Why do these calculators give different angles? ($244^\circ$ vs $-116^\circ$)

Question

Why do these calculators give different angles? How do I fix it?

Answer 1

Note that $244.28^\circ \equiv -155.72^\circ$.

The angles are coterminal, meaning that $244.28^\circ$ and $-155.72^\circ$ are two different ways to express the same angle.

Answer 2

Many "different" angles give the same results for most things: $244°$ works out, for most things, the same as $-116°$ and $604°$ and $-476°$ and many other angles: notice how all the trigonometric functions come out the same for all of those angles. We say all of these angles are equivalent, and that they are all in the same equivalence class. In the particular case of angles, two angles in the same equivalence class are called co-terminal.

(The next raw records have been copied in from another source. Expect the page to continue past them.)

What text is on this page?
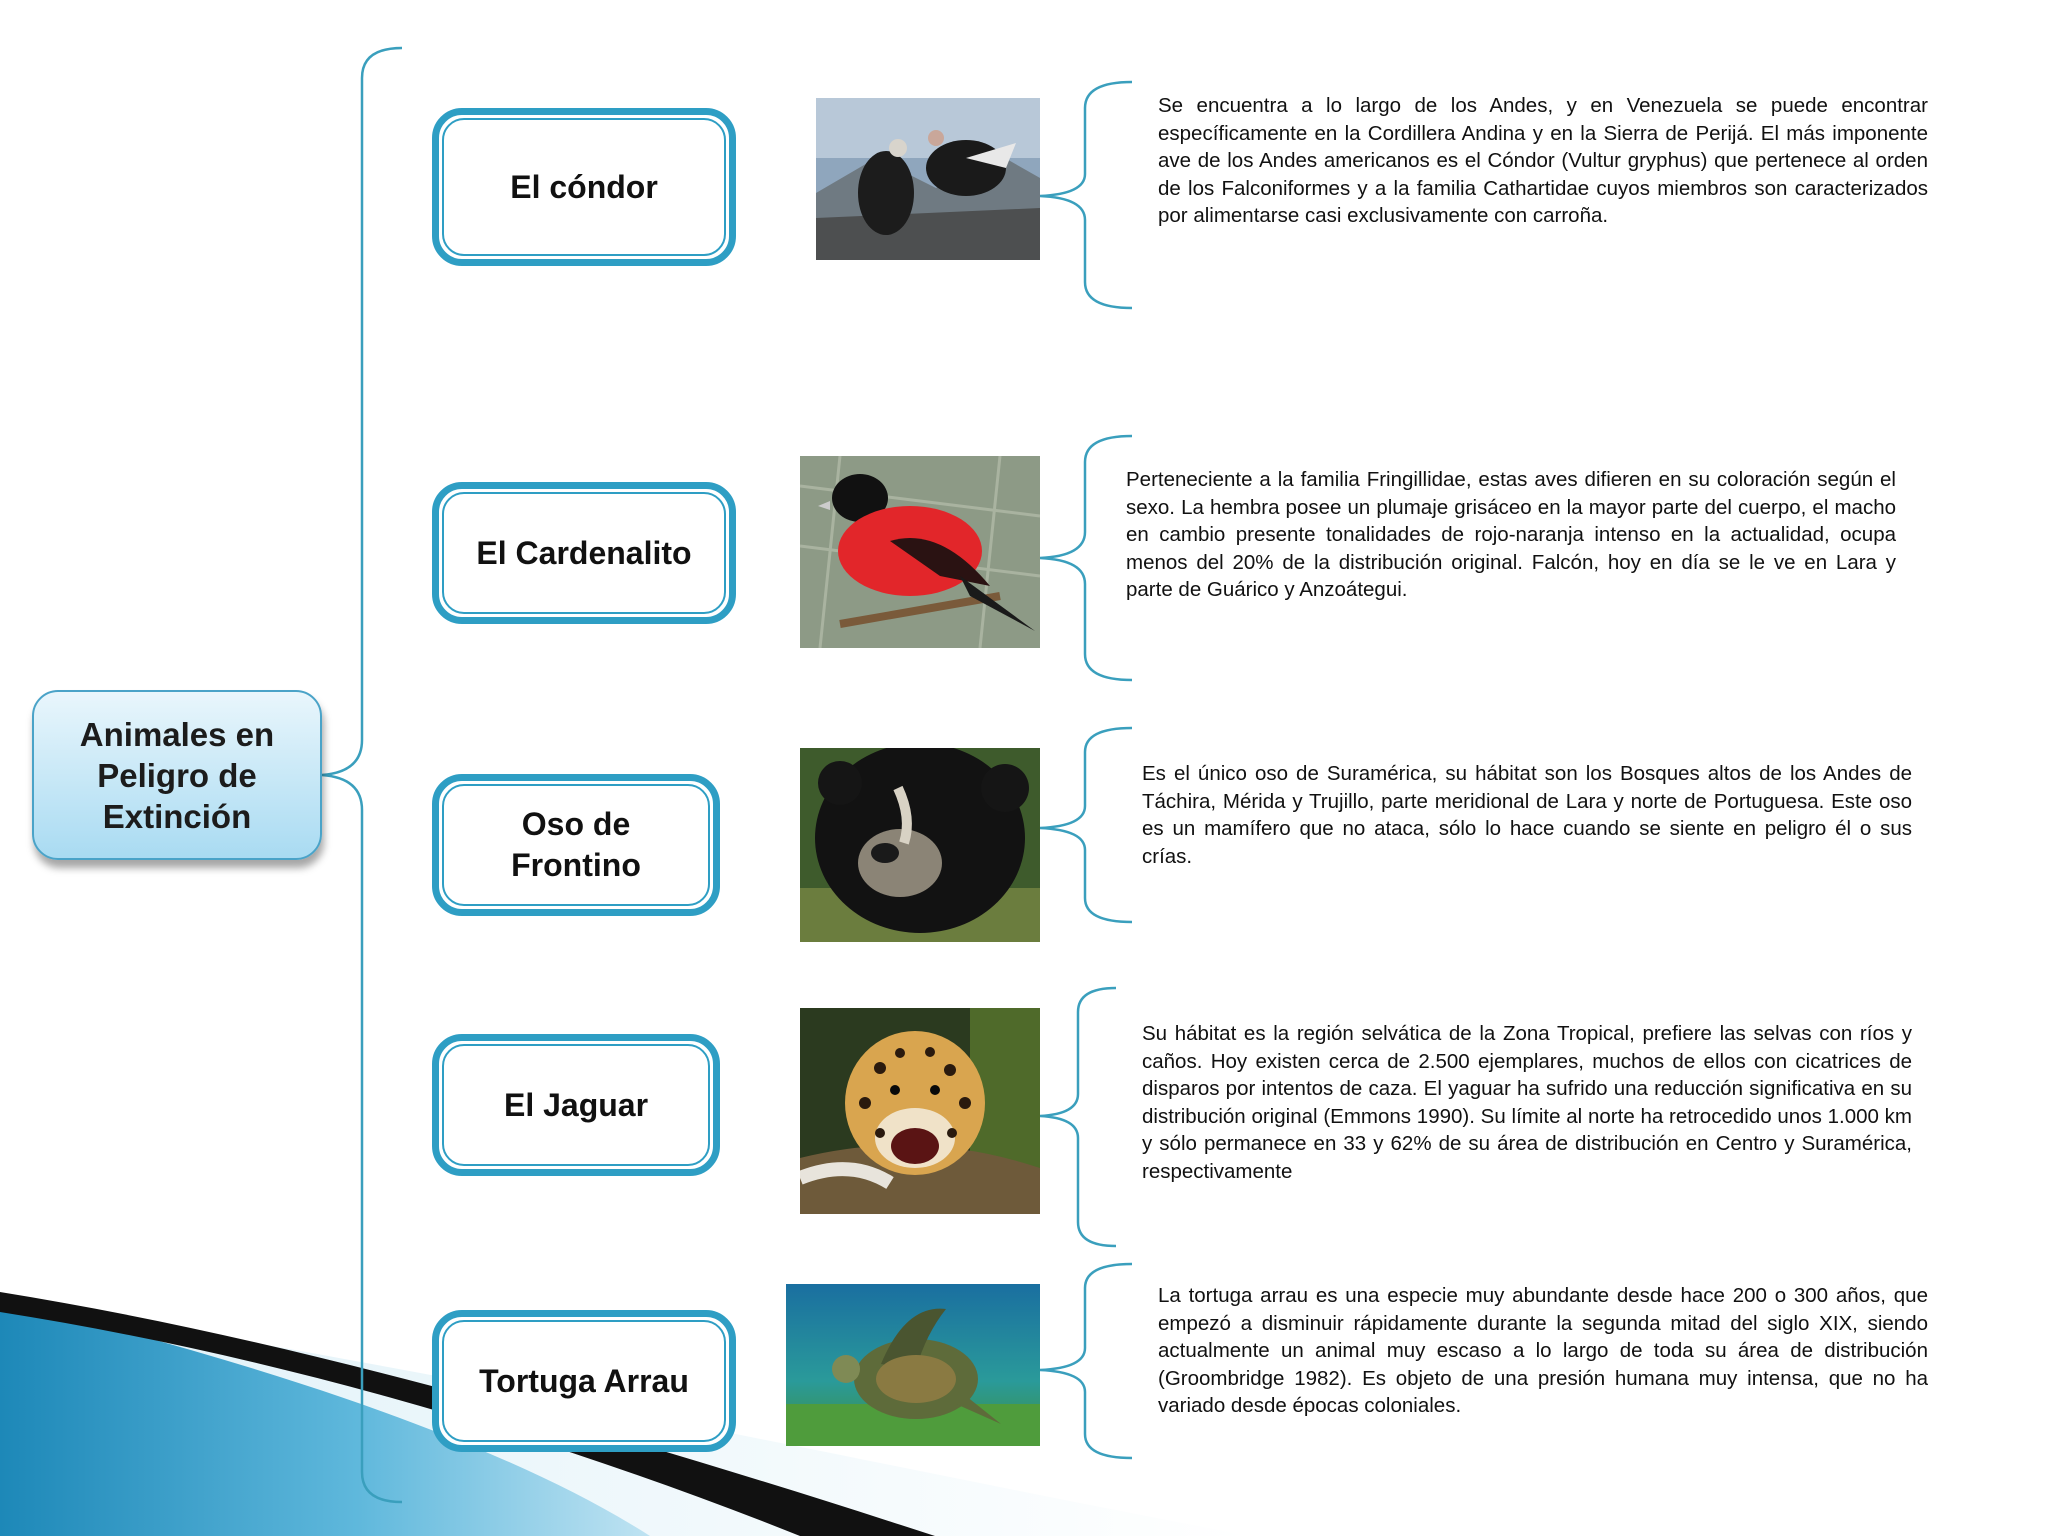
Animales en Peligro de Extinción
El cóndor
El Cardenalito
Oso de Frontino
El Jaguar
Tortuga Arrau
Se encuentra a lo largo de los Andes, y en Venezuela se puede encontrar específicamente en la Cordillera Andina y en la Sierra de Perijá. El más imponente ave de los Andes americanos es el Cóndor (Vultur gryphus) que pertenece al orden de los Falconiformes y a la familia Cathartidae cuyos miembros son caracterizados por alimentarse casi exclusivamente con carroña.
Perteneciente a la familia Fringillidae, estas aves difieren en su coloración según el sexo. La hembra posee un plumaje grisáceo en la mayor parte del cuerpo, el macho en cambio presente tonalidades de rojo-naranja intenso en la actualidad, ocupa menos del 20% de la distribución original. Falcón, hoy en día se le ve en Lara y parte de Guárico y Anzoátegui.
Es el único oso de Suramérica, su hábitat son los Bosques altos de los Andes de Táchira, Mérida y Trujillo, parte meridional de Lara y norte de Portuguesa. Este oso es un mamífero que no ataca, sólo lo hace cuando se siente en peligro él o sus crías.
Su hábitat es la región selvática de la Zona Tropical, prefiere las selvas con ríos y caños. Hoy existen cerca de 2.500 ejemplares, muchos de ellos con cicatrices de disparos por intentos de caza. El yaguar ha sufrido una reducción significativa en su distribución original (Emmons 1990). Su límite al norte ha retrocedido unos 1.000 km y sólo permanece en 33 y 62% de su área de distribución en Centro y Suramérica, respectivamente
La tortuga arrau es una especie muy abundante desde hace 200 o 300 años, que empezó a disminuir rápidamente durante la segunda mitad del siglo XIX, siendo actualmente un animal muy escaso a lo largo de toda su área de distribución (Groombridge 1982). Es objeto de una presión humana muy intensa, que no ha variado desde épocas coloniales.
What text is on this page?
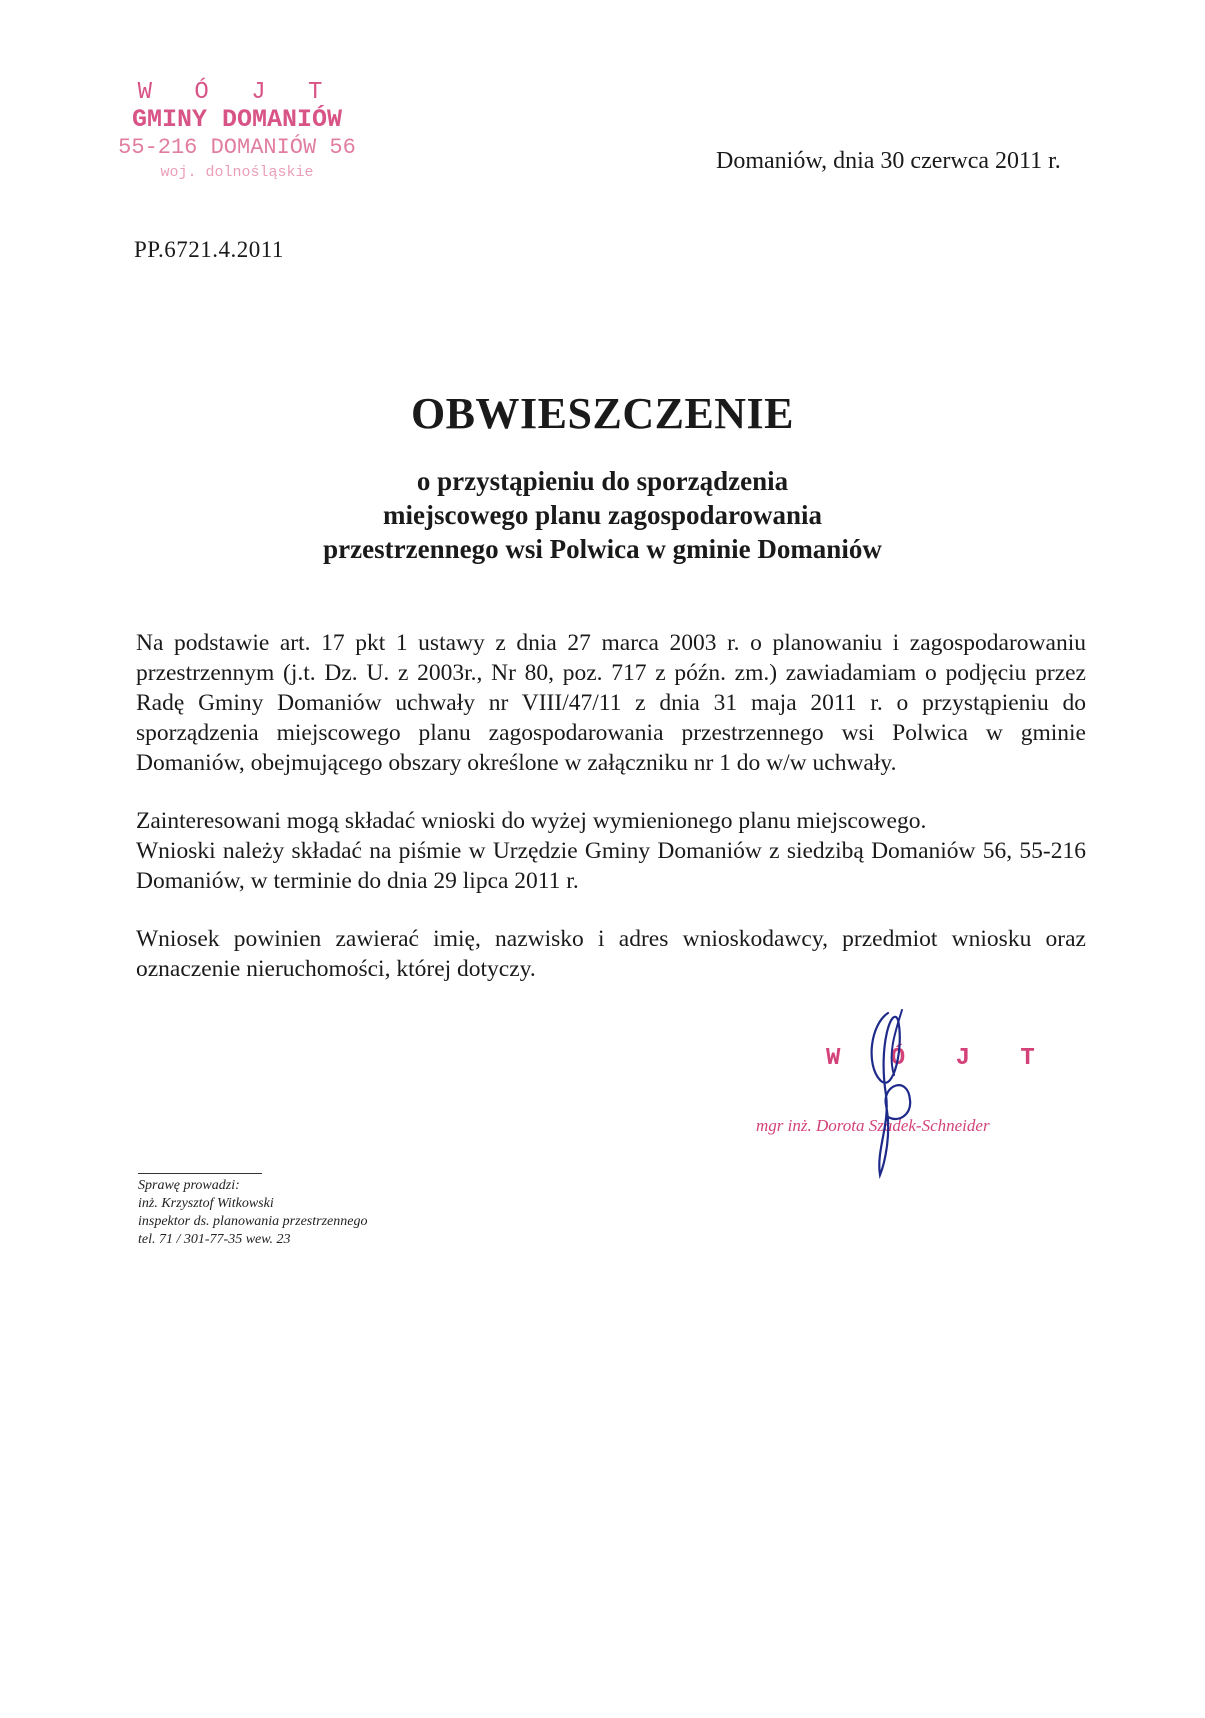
W Ó J T
GMINY DOMANIÓW
55-216 DOMANIÓW 56
woj. dolnośląskie	Domaniów, dnia 30 czerwca 2011 r.
PP.6721.4.2011
OBWIESZCZENIE
o przystąpieniu do sporządzenia
miejscowego planu zagospodarowania
przestrzennego wsi Polwica w gminie Domaniów
Na podstawie art. 17 pkt 1 ustawy z dnia 27 marca 2003 r. o planowaniu i zagospodarowaniu przestrzennym (j.t. Dz. U. z 2003r., Nr 80, poz. 717 z późn. zm.) zawiadamiam o podjęciu przez Radę Gminy Domaniów uchwały nr VIII/47/11 z dnia 31 maja 2011 r. o przystąpieniu do sporządzenia miejscowego planu zagospodarowania przestrzennego wsi Polwica w gminie Domaniów, obejmującego obszary określone w załączniku nr 1 do w/w uchwały.
Zainteresowani mogą składać wnioski do wyżej wymienionego planu miejscowego.
Wnioski należy składać na piśmie w Urzędzie Gminy Domaniów z siedzibą Domaniów 56, 55-216 Domaniów, w terminie do dnia 29 lipca 2011 r.
Wniosek powinien zawierać imię, nazwisko i adres wnioskodawcy, przedmiot wniosku oraz oznaczenie nieruchomości, której dotyczy.
W Ó J T
mgr inż. Dorota Szadek-Schneider
Sprawę prowadzi:
inż. Krzysztof Witkowski
inspektor ds. planowania przestrzennego
tel. 71 / 301-77-35 wew. 23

Often, when talking about a particular equivalence class, we will select a representative from that class to use and do calculations on. The important part of this is that it must be selected: there isn't generally one always-obviously-right answer! These two calculators have selected their representatives for this equivalence class in two different ways: the Casio has chosen the one that matches $0°\le \theta < 360°$, and the TI has chosen the one that matches $-180° < \theta \le 180°$. To "fix" it, if necessary, you can add or subtract $360°$ to representatives that fall outside your preferred range.